También tuvo palabras muy elogiosas para Roberto Sensini: "Es bárbaro. Siempre me vino a hablar, aun cuando no estaba jugando. Me daba confianza y me decía que ya iba a tener mi oportunidad. Y cuando empecé a jugar también. No es un tipo que te esté mucho arriba, pero te dice cuatro o cinco cosas que quiere que hagas y después te deja libertad. Es muy respetado hasta por los más grandes, porque además de su trayectoria como jugador es una muy buena persona y nunca está de mal humor".

Relató además que el juego en Argentina es más rápido pero que las diferencias están en la infraestructura y en el entorno. "Acá no te dejan faltar nada. Están siempre preocupándose porque estés bien. Te cuidan como a un profesional. En Uruguay no es así, muchas veces porque no se puede, como era en Cerro. Eso es lo que más me sorprendió.
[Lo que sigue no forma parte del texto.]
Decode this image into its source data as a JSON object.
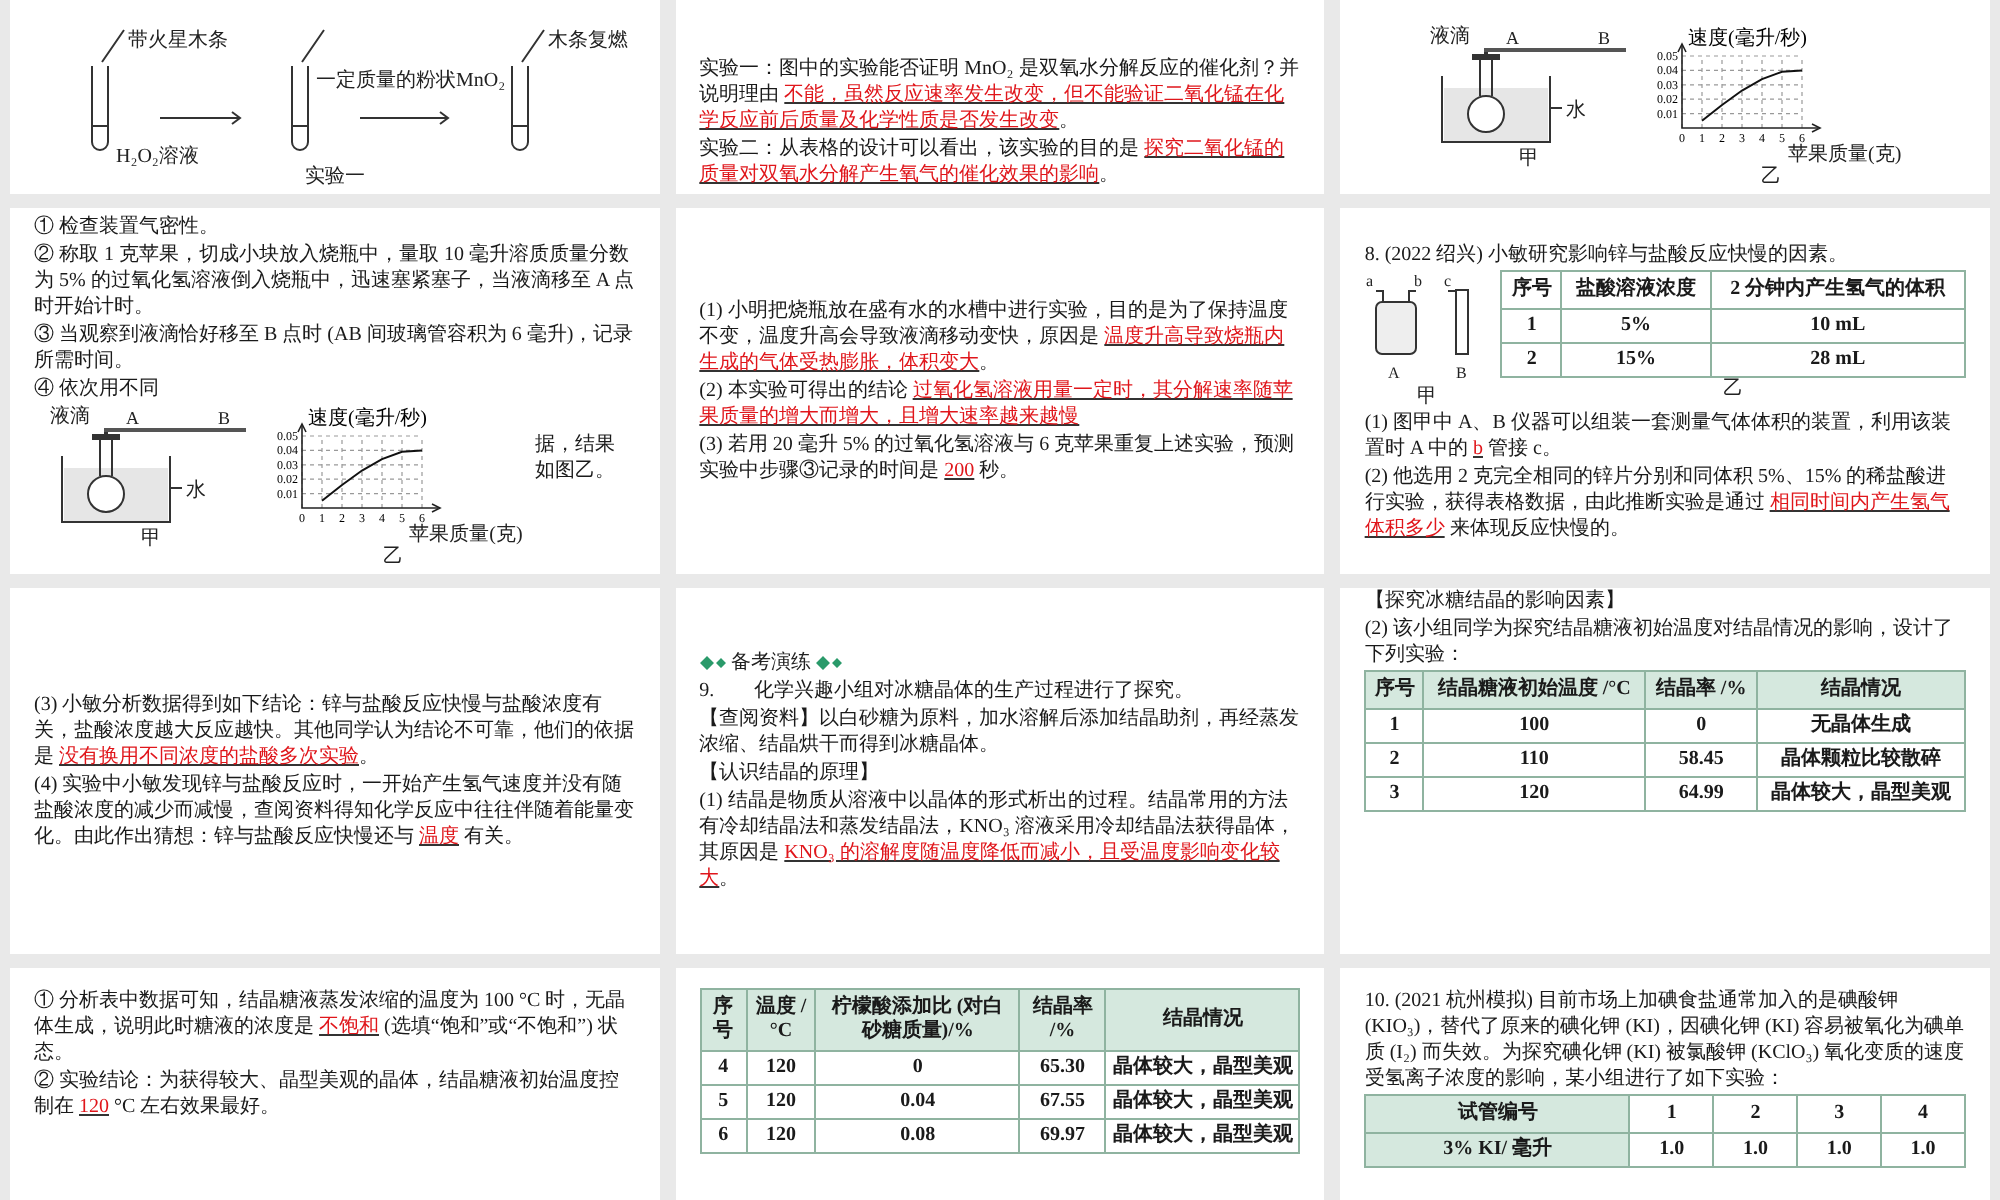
{
  "slides": [
    {
      "blocks": [
        {
          "kind": "test-tubes",
          "labels": [
            "带火星木条",
            "一定质量的粉状MnO₂",
            "木条复燃",
            "H₂O₂溶液"
          ],
          "caption": "实验一"
        }
      ]
    },
    {
      "blocks": [
        {
          "kind": "text",
          "parts": [
            {
              "kind": "plain",
              "text": "实验一：图中的实验能否证明 MnO₂ 是双氧水分解反应的催化剂？并说明理由 "
            },
            {
              "kind": "answer",
              "text": "不能，虽然反应速率发生改变，但不能验证二氧化锰在化学反应前后质量及化学性质是否发生改变"
            },
            {
              "kind": "plain",
              "text": "。"
            }
          ]
        },
        {
          "kind": "text",
          "parts": [
            {
              "kind": "plain",
              "text": "实验二：从表格的设计可以看出，该实验的目的是 "
            },
            {
              "kind": "answer",
              "text": "探究二氧化锰的质量对双氧水分解产生氧气的催化效果的影响"
            },
            {
              "kind": "plain",
              "text": "。"
            }
          ]
        }
      ]
    },
    {
      "blocks": [
        {
          "kind": "row",
          "children": [
            {
              "kind": "flask",
              "labels": [
                "液滴",
                "A",
                "B",
                "水"
              ],
              "caption": "甲"
            },
            {
              "kind": "chart",
              "caption": "乙",
              "chart_data": {
                "type": "line",
                "grid": true,
                "xlabel": "苹果质量(克)",
                "ylabel": "速度(毫升/秒)",
                "x": [
                  1,
                  2,
                  3,
                  4,
                  5,
                  6
                ],
                "series": [
                  {
                    "color": "#111111",
                    "values": [
                      0.005,
                      0.016,
                      0.026,
                      0.034,
                      0.039,
                      0.04
                    ]
                  }
                ],
                "xlim": [
                  0,
                  6
                ],
                "ylim": [
                  0,
                  0.05
                ],
                "xticks": [
                  {
                    "value": 0,
                    "label": "0"
                  },
                  {
                    "value": 1,
                    "label": "1"
                  },
                  {
                    "value": 2,
                    "label": "2"
                  },
                  {
                    "value": 3,
                    "label": "3"
                  },
                  {
                    "value": 4,
                    "label": "4"
                  },
                  {
                    "value": 5,
                    "label": "5"
                  },
                  {
                    "value": 6,
                    "label": "6"
                  }
                ],
                "yticks": [
                  {
                    "value": 0.01,
                    "label": "0.01"
                  },
                  {
                    "value": 0.02,
                    "label": "0.02"
                  },
                  {
                    "value": 0.03,
                    "label": "0.03"
                  },
                  {
                    "value": 0.04,
                    "label": "0.04"
                  },
                  {
                    "value": 0.05,
                    "label": "0.05"
                  }
                ]
              }
            }
          ]
        }
      ]
    },
    {
      "blocks": [
        {
          "kind": "text",
          "parts": [
            {
              "kind": "plain",
              "text": "① 检查装置气密性。"
            }
          ]
        },
        {
          "kind": "text",
          "parts": [
            {
              "kind": "plain",
              "text": "② 称取 1 克苹果，切成小块放入烧瓶中，量取 10 毫升溶质质量分数为 5% 的过氧化氢溶液倒入烧瓶中，迅速塞紧塞子，当液滴移至 A 点时开始计时。"
            }
          ]
        },
        {
          "kind": "text",
          "parts": [
            {
              "kind": "plain",
              "text": "③ 当观察到液滴恰好移至 B 点时 (AB 间玻璃管容积为 6 毫升)，记录所需时间。"
            }
          ]
        },
        {
          "kind": "text",
          "parts": [
            {
              "kind": "plain",
              "text": "④ 依次用不同"
            }
          ]
        },
        {
          "kind": "row",
          "children": [
            {
              "kind": "flask",
              "labels": [
                "液滴",
                "A",
                "B",
                "水"
              ],
              "caption": "甲"
            },
            {
              "kind": "chart",
              "caption": "乙",
              "chart_data": {
                "type": "line",
                "grid": true,
                "xlabel": "苹果质量(克)",
                "ylabel": "速度(毫升/秒)",
                "x": [
                  1,
                  2,
                  3,
                  4,
                  5,
                  6
                ],
                "series": [
                  {
                    "color": "#111111",
                    "values": [
                      0.005,
                      0.016,
                      0.026,
                      0.034,
                      0.039,
                      0.04
                    ]
                  }
                ],
                "xlim": [
                  0,
                  6
                ],
                "ylim": [
                  0,
                  0.05
                ],
                "xticks": [
                  {
                    "value": 0,
                    "label": "0"
                  },
                  {
                    "value": 1,
                    "label": "1"
                  },
                  {
                    "value": 2,
                    "label": "2"
                  },
                  {
                    "value": 3,
                    "label": "3"
                  },
                  {
                    "value": 4,
                    "label": "4"
                  },
                  {
                    "value": 5,
                    "label": "5"
                  },
                  {
                    "value": 6,
                    "label": "6"
                  }
                ],
                "yticks": [
                  {
                    "value": 0.01,
                    "label": "0.01"
                  },
                  {
                    "value": 0.02,
                    "label": "0.02"
                  },
                  {
                    "value": 0.03,
                    "label": "0.03"
                  },
                  {
                    "value": 0.04,
                    "label": "0.04"
                  },
                  {
                    "value": 0.05,
                    "label": "0.05"
                  }
                ]
              }
            },
            {
              "kind": "text",
              "parts": [
                {
                  "kind": "plain",
                  "text": "据，结果如图乙。"
                }
              ]
            }
          ]
        }
      ]
    },
    {
      "blocks": [
        {
          "kind": "text",
          "parts": [
            {
              "kind": "plain",
              "text": "(1) 小明把烧瓶放在盛有水的水槽中进行实验，目的是为了保持温度不变，温度升高会导致液滴移动变快，原因是 "
            },
            {
              "kind": "answer",
              "text": "温度升高导致烧瓶内生成的气体受热膨胀，体积变大"
            },
            {
              "kind": "plain",
              "text": "。"
            }
          ]
        },
        {
          "kind": "text",
          "parts": [
            {
              "kind": "plain",
              "text": "(2) 本实验可得出的结论 "
            },
            {
              "kind": "answer",
              "text": "过氧化氢溶液用量一定时，其分解速率随苹果质量的增大而增大，且增大速率越来越慢"
            }
          ]
        },
        {
          "kind": "text",
          "parts": [
            {
              "kind": "plain",
              "text": "(3) 若用 20 毫升 5% 的过氧化氢溶液与 6 克苹果重复上述实验，预测实验中步骤③记录的时间是 "
            },
            {
              "kind": "answer",
              "text": "200"
            },
            {
              "kind": "plain",
              "text": " 秒。"
            }
          ]
        }
      ]
    },
    {
      "blocks": [
        {
          "kind": "text",
          "parts": [
            {
              "kind": "plain",
              "text": "8. (2022 绍兴) 小敏研究影响锌与盐酸反应快慢的因素。"
            }
          ]
        },
        {
          "kind": "row",
          "children": [
            {
              "kind": "gas-bottle",
              "labels": [
                "a",
                "b",
                "c",
                "A",
                "B"
              ],
              "caption": "甲"
            },
            {
              "kind": "plain-table",
              "caption": "乙",
              "columns": [
                "序号",
                "盐酸溶液浓度",
                "2 分钟内产生氢气的体积"
              ],
              "rows": [
                [
                  "1",
                  "5%",
                  "10 mL"
                ],
                [
                  "2",
                  "15%",
                  "28 mL"
                ]
              ]
            }
          ]
        },
        {
          "kind": "text",
          "parts": [
            {
              "kind": "plain",
              "text": "(1) 图甲中 A、B 仪器可以组装一套测量气体体积的装置，利用该装置时 A 中的 "
            },
            {
              "kind": "answer",
              "text": "b"
            },
            {
              "kind": "plain",
              "text": " 管接 c。"
            }
          ]
        },
        {
          "kind": "text",
          "parts": [
            {
              "kind": "plain",
              "text": "(2) 他选用 2 克完全相同的锌片分别和同体积 5%、15% 的稀盐酸进行实验，获得表格数据，由此推断实验是通过 "
            },
            {
              "kind": "answer",
              "text": "相同时间内产生氢气体积多少"
            },
            {
              "kind": "plain",
              "text": " 来体现反应快慢的。"
            }
          ]
        }
      ]
    },
    {
      "blocks": [
        {
          "kind": "text",
          "parts": [
            {
              "kind": "plain",
              "text": "(3) 小敏分析数据得到如下结论：锌与盐酸反应快慢与盐酸浓度有关，盐酸浓度越大反应越快。其他同学认为结论不可靠，他们的依据是 "
            },
            {
              "kind": "answer",
              "text": "没有换用不同浓度的盐酸多次实验"
            },
            {
              "kind": "plain",
              "text": "。"
            }
          ]
        },
        {
          "kind": "text",
          "parts": [
            {
              "kind": "plain",
              "text": "(4) 实验中小敏发现锌与盐酸反应时，一开始产生氢气速度并没有随盐酸浓度的减少而减慢，查阅资料得知化学反应中往往伴随着能量变化。由此作出猜想：锌与盐酸反应快慢还与 "
            },
            {
              "kind": "answer",
              "text": "温度"
            },
            {
              "kind": "plain",
              "text": " 有关。"
            }
          ]
        }
      ]
    },
    {
      "blocks": [
        {
          "kind": "badge",
          "text": "备考演练"
        },
        {
          "kind": "text",
          "parts": [
            {
              "kind": "plain",
              "text": "9.　　化学兴趣小组对冰糖晶体的生产过程进行了探究。"
            }
          ]
        },
        {
          "kind": "text",
          "parts": [
            {
              "kind": "plain",
              "text": "【查阅资料】以白砂糖为原料，加水溶解后添加结晶助剂，再经蒸发浓缩、结晶烘干而得到冰糖晶体。"
            }
          ]
        },
        {
          "kind": "text",
          "parts": [
            {
              "kind": "plain",
              "text": "【认识结晶的原理】"
            }
          ]
        },
        {
          "kind": "text",
          "parts": [
            {
              "kind": "plain",
              "text": "(1) 结晶是物质从溶液中以晶体的形式析出的过程。结晶常用的方法有冷却结晶法和蒸发结晶法，KNO₃ 溶液采用冷却结晶法获得晶体，其原因是 "
            },
            {
              "kind": "answer",
              "text": "KNO₃ 的溶解度随温度降低而减小，且受温度影响变化较大"
            },
            {
              "kind": "plain",
              "text": "。"
            }
          ]
        }
      ]
    },
    {
      "blocks": [
        {
          "kind": "text",
          "parts": [
            {
              "kind": "plain",
              "text": "【探究冰糖结晶的影响因素】"
            }
          ]
        },
        {
          "kind": "text",
          "parts": [
            {
              "kind": "plain",
              "text": "(2) 该小组同学为探究结晶糖液初始温度对结晶情况的影响，设计了下列实验："
            }
          ]
        },
        {
          "kind": "table",
          "columns": [
            "序号",
            "结晶糖液初始温度 /°C",
            "结晶率 /%",
            "结晶情况"
          ],
          "rows": [
            [
              "1",
              "100",
              "0",
              "无晶体生成"
            ],
            [
              "2",
              "110",
              "58.45",
              "晶体颗粒比较散碎"
            ],
            [
              "3",
              "120",
              "64.99",
              "晶体较大，晶型美观"
            ]
          ]
        }
      ]
    },
    {
      "blocks": [
        {
          "kind": "text",
          "parts": [
            {
              "kind": "plain",
              "text": "① 分析表中数据可知，结晶糖液蒸发浓缩的温度为 100 °C 时，无晶体生成，说明此时糖液的浓度是 "
            },
            {
              "kind": "answer",
              "text": "不饱和"
            },
            {
              "kind": "plain",
              "text": " (选填“饱和”或“不饱和”) 状态。"
            }
          ]
        },
        {
          "kind": "text",
          "parts": [
            {
              "kind": "plain",
              "text": "② 实验结论：为获得较大、晶型美观的晶体，结晶糖液初始温度控制在 "
            },
            {
              "kind": "answer",
              "text": "120"
            },
            {
              "kind": "plain",
              "text": " °C 左右效果最好。"
            }
          ]
        }
      ]
    },
    {
      "blocks": [
        {
          "kind": "table",
          "columns": [
            "序号",
            "温度 /°C",
            "柠檬酸添加比 (对白砂糖质量)/%",
            "结晶率 /%",
            "结晶情况"
          ],
          "rows": [
            [
              "4",
              "120",
              "0",
              "65.30",
              "晶体较大，晶型美观"
            ],
            [
              "5",
              "120",
              "0.04",
              "67.55",
              "晶体较大，晶型美观"
            ],
            [
              "6",
              "120",
              "0.08",
              "69.97",
              "晶体较大，晶型美观"
            ]
          ]
        }
      ]
    },
    {
      "blocks": [
        {
          "kind": "text",
          "parts": [
            {
              "kind": "plain",
              "text": "10. (2021 杭州模拟) 目前市场上加碘食盐通常加入的是碘酸钾 (KIO₃)，替代了原来的碘化钾 (KI)，因碘化钾 (KI) 容易被氧化为碘单质 (I₂) 而失效。为探究碘化钾 (KI) 被氯酸钾 (KClO₃) 氧化变质的速度受氢离子浓度的影响，某小组进行了如下实验："
            }
          ]
        },
        {
          "kind": "side-table",
          "columns": [
            "试管编号",
            "1",
            "2",
            "3",
            "4"
          ],
          "rows": [
            [
              "3% KI/ 毫升",
              "1.0",
              "1.0",
              "1.0",
              "1.0"
            ]
          ]
        }
      ]
    }
  ]
}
Acá, sinceramente, te sentís como un verdadero profesional y si no rendís es porque sos malo o no estás teniendo suerte".

Vive en un sexto piso en el barrio Pichincha, se cocina, siguiendo las indicaciones de la nutricionista de Newell`s. Mucha pasta, milanesas al horno y pollo. Pero con el paso de los meses comenzó a extrañar mucho a los suyos. Entre sus mayores nostalgias están sus tres perros. "Veo uno por la calle y me dan ganas de traérmelo", confió.

Por último contó como se sintió cuando le gritaron "Uruguayo": "Fue en el partido contra Vélez, cuando hice los dos goles. Era un partido bravísimo que habíamos dado vuelta, y estaba tan contento que no me di mucha cuenta. No caí todavía. Y en este último partido también me gritaron. Aunque cuando hice el gol en contra me gritaron uruguayo y alguna otra cosa más, je".